| Safe Haskell | None |
|---|---|
| Language | Haskell2010 |
Kinds.Integer
Description
Type-level Integer.
Import Integer qualified as K and refer to it as K.Integer.
It turns out this is approximately identical to an in-progress GHC change https://github.com/ghc-proposals/ghc-proposals/pull/154, right down to the particulars of how to encode kind-classes. Apparently I was on the right track! TODO(awpr): when that thing is merged and readily available, remove this or turn it into a compat package.
Once that proposal is complete, we can migrate by replacing K.Integer with just Integer.
Synopsis
- data Integer
- type family ToInteger (n :: k) :: Integer
- class KnownInteger (n :: Integer) where
- type family AddInteger m n where ...
- type family SubInteger m n where ...
- type family CmpInteger m n where ...
- type family MulInteger m n where ...
- type family (m :: Nat) -# (n :: Nat) where ...

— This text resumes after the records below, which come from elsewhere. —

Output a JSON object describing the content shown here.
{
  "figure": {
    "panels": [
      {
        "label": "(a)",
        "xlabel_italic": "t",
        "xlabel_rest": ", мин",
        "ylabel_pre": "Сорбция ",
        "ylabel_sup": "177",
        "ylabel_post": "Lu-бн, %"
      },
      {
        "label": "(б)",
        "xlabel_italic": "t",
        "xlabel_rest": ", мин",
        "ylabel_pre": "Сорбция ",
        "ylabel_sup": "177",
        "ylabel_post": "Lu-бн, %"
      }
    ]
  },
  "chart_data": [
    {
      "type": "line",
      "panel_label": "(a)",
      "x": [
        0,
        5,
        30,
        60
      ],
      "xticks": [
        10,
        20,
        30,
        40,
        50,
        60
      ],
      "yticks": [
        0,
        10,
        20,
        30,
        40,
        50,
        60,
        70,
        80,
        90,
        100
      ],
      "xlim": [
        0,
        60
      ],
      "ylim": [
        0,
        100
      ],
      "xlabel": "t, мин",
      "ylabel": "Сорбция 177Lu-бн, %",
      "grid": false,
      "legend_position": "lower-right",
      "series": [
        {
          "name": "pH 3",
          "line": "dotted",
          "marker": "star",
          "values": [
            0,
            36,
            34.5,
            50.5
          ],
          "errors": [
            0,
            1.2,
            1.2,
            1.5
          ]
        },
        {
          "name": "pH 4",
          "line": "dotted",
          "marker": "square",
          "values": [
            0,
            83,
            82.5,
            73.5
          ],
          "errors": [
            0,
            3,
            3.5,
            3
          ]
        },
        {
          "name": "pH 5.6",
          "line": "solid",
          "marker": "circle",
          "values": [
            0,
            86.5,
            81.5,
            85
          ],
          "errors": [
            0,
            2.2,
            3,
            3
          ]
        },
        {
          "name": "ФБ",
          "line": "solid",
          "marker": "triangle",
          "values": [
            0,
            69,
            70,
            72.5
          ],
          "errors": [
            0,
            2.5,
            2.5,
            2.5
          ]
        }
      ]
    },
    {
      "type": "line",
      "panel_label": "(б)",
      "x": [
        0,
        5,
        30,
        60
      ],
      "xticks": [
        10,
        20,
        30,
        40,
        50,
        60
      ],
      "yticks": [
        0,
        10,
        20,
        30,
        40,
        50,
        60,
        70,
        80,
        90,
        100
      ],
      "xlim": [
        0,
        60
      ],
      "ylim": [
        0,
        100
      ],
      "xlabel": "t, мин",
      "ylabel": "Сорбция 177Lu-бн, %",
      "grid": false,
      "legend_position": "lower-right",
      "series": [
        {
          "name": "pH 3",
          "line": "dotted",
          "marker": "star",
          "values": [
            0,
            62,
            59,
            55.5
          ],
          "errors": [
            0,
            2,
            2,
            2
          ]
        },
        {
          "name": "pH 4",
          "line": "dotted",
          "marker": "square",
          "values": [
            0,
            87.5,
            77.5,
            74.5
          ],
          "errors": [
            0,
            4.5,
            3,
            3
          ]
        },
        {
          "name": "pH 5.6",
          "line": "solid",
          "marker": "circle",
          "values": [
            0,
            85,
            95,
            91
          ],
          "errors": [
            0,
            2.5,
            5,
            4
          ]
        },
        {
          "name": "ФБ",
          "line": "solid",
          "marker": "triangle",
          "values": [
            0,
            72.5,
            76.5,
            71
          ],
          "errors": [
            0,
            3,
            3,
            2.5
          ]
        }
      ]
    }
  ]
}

- plusMinusInverseL :: ((m + n) -# m) :~: 'Pos n
- plusMinusInverseR :: ((m + n) -# n) :~: 'Pos m
- mulCommutes :: MulInteger m n :~: MulInteger n m
Type-level Integers
Type-level signed numbers
Instances
| type ToInteger (n :: Integer) Source # | |
Defined in Kinds.Integer | |
| type FromNat n Source # | |
Defined in Kinds.Integer | |
| type Compare (x :: Integer) (y :: Integer) Source # | |
Defined in Kinds.Integer | |
| type (x :: Integer) * (y :: Integer) Source # | |
Defined in Kinds.Integer | |
| type (x :: Integer) - (y :: Integer) Source # | |
Defined in Kinds.Integer | |
| type (x :: Integer) + (y :: Integer) Source # | |
Defined in Kinds.Integer | |
Runtime Values
class KnownInteger (n :: Integer) where Source #
Mostly internal; the "snumber" package provides more useful functionality.
Methods
integerVal :: Integer Source #
Instances
| KnownNat n => KnownInteger ('Pos n) Source # | |
Defined in Kinds.Integer Methods integerVal :: Integer Source # | |
| KnownNat n => KnownInteger ('Neg n) Source # | |
Defined in Kinds.Integer Methods integerVal :: Integer Source # | |
Specialized Arithmetic and Comparison
type family AddInteger m n where ... Source #
Addition of type-level integers.
Equations
| AddInteger ('Pos m) ('Pos n) = 'Pos (m + n) | |
| AddInteger ('Pos m) ('Neg n) = m -# n | |
| AddInteger ('Neg m) ('Pos n) = n -# m | |
| AddInteger ('Neg m) ('Neg n) = 'Neg (m + n) |
type family SubInteger m n where ... Source #
Subtraction of type-level integers.
Equations
| SubInteger ('Pos m) ('Pos n) = m -# n | |
| SubInteger ('Pos m) ('Neg n) = 'Pos (m + n) | |
| SubInteger ('Neg m) ('Pos n) = 'Neg (m + n) | |
| SubInteger ('Neg m) ('Neg n) = n -# m |
type family CmpInteger m n where ... Source #
Comparison of type-level integers.
Equations
| CmpInteger ('Pos m) ('Pos n) = Compare m n | |
| CmpInteger ('Pos 0) ('Neg 0) = 'EQ | |
| CmpInteger ('Pos m) ('Neg n) = 'GT | |
| CmpInteger ('Neg 0) ('Pos 0) = 'EQ | |
| CmpInteger ('Neg m) ('Pos n) = 'LT | |
| CmpInteger ('Neg m) ('Neg n) = Compare n m |
type family MulInteger m n where ... Source #
Multiplication of type-level integers.
Equations
| MulInteger ('Pos m) ('Pos n) = 'Pos (m * n) | |
| MulInteger ('Pos m) ('Neg n) = 0 -# (m * n) | |
| MulInteger ('Neg m) ('Pos n) = 0 -# (m * n) | |
| MulInteger ('Neg m) ('Neg n) = 'Pos (m * n) |
Axioms
plusMinusInverseL :: ((m + n) -# m) :~: 'Pos n Source #
Subtracting the left summand gives back the right summand.
plusMinusInverseR :: ((m + n) -# n) :~: 'Pos m Source #
Subtracting the right summand gives back the left summand.
mulCommutes :: MulInteger m n :~: MulInteger n m Source #
Multiplication of integers is commutative.